Eugen Rochko is the CEO of Mastodon — the open-source decentralized competitor to Twitter. It’s where a lot of Twitter users have gone in our post-Elon Musk era.
The idea of Mastodon is that you don’t join a single platform that one company controls. You join a server, and that server can show you content from users across the entire network. If you decide you don’t like the people who run your server or you think they’re moderating content too strictly, you can leave and take your followers and social graph with you. Think about it like email, and you’ll get it. If you don’t like Gmail, you can switch to something else, but you don’t have to quit email entirely as a concept.
So i’ve poked around the fediverse a little bit and I wouldn’t underestimate the power of “ease of use”.
And while I think microblogging is the worst format for social media … I again wouldn’t underestimate how relatively attractive it is to follow a person and just send off a small message and get one back … the direct personal interaction of a straight forward microblogging platform is probably quite good for ramping people onto a new system.

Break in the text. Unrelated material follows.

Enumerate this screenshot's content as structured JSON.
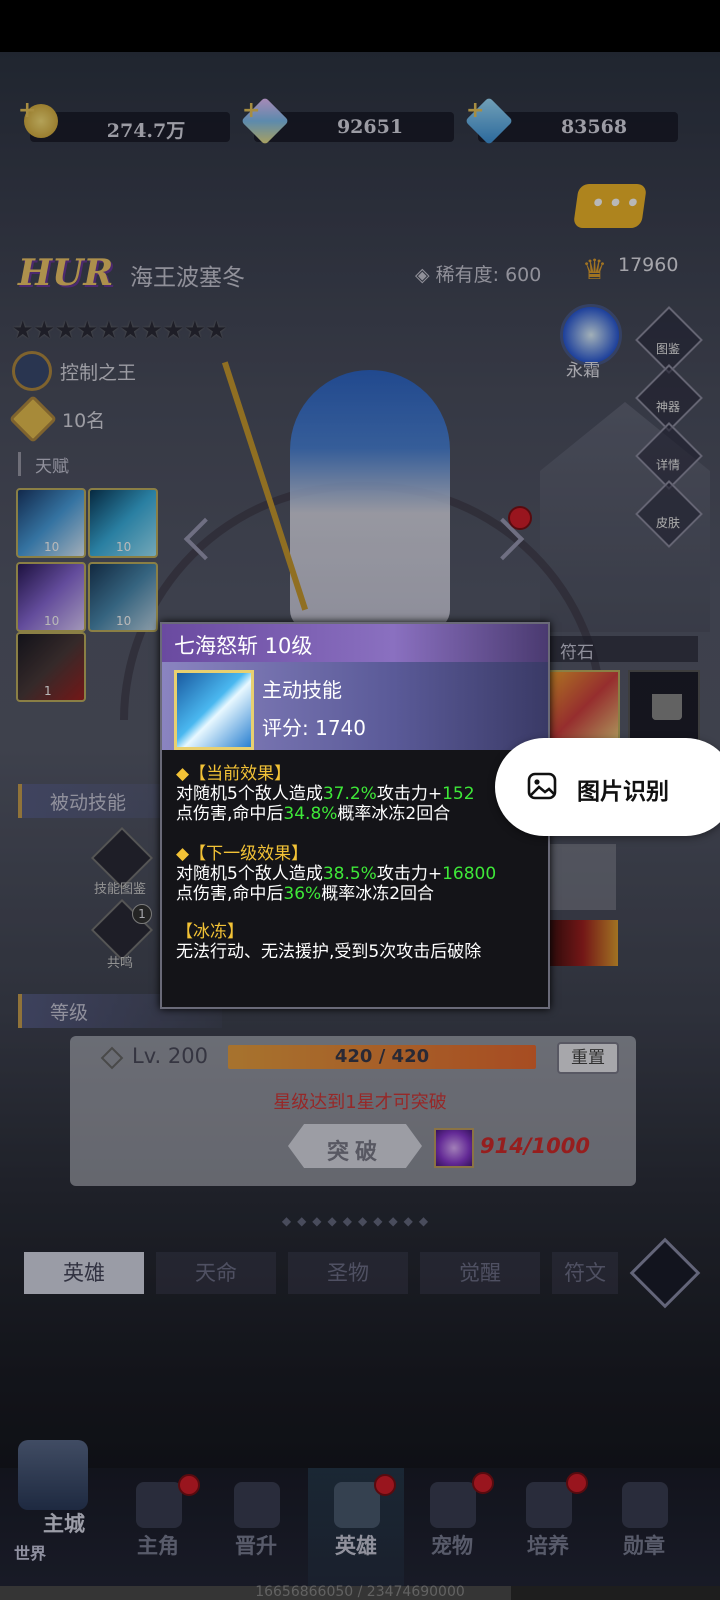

Part of the problem is that Mastodon is arguably not a great citizen of the fediverse. Maybe no platform is to be honest (I really don’t know). In my view, there’s a point at which a certain level of dominance that ethically demands action in favour of the fediverse over the particular platform one works on. In Mastodon’s case, that point has probably been reached … maybe a while ago.
Without a strong sense of such a culture … I fear the fediverse will always have the potential to go the way of Linux Desktop: (IMO) a fractured, confusing (and probably lower quality than it needs to be) array of options that puts-off many would be open source users and so never took off even after it was too late (ie, everyone uses android and iOS now anyway).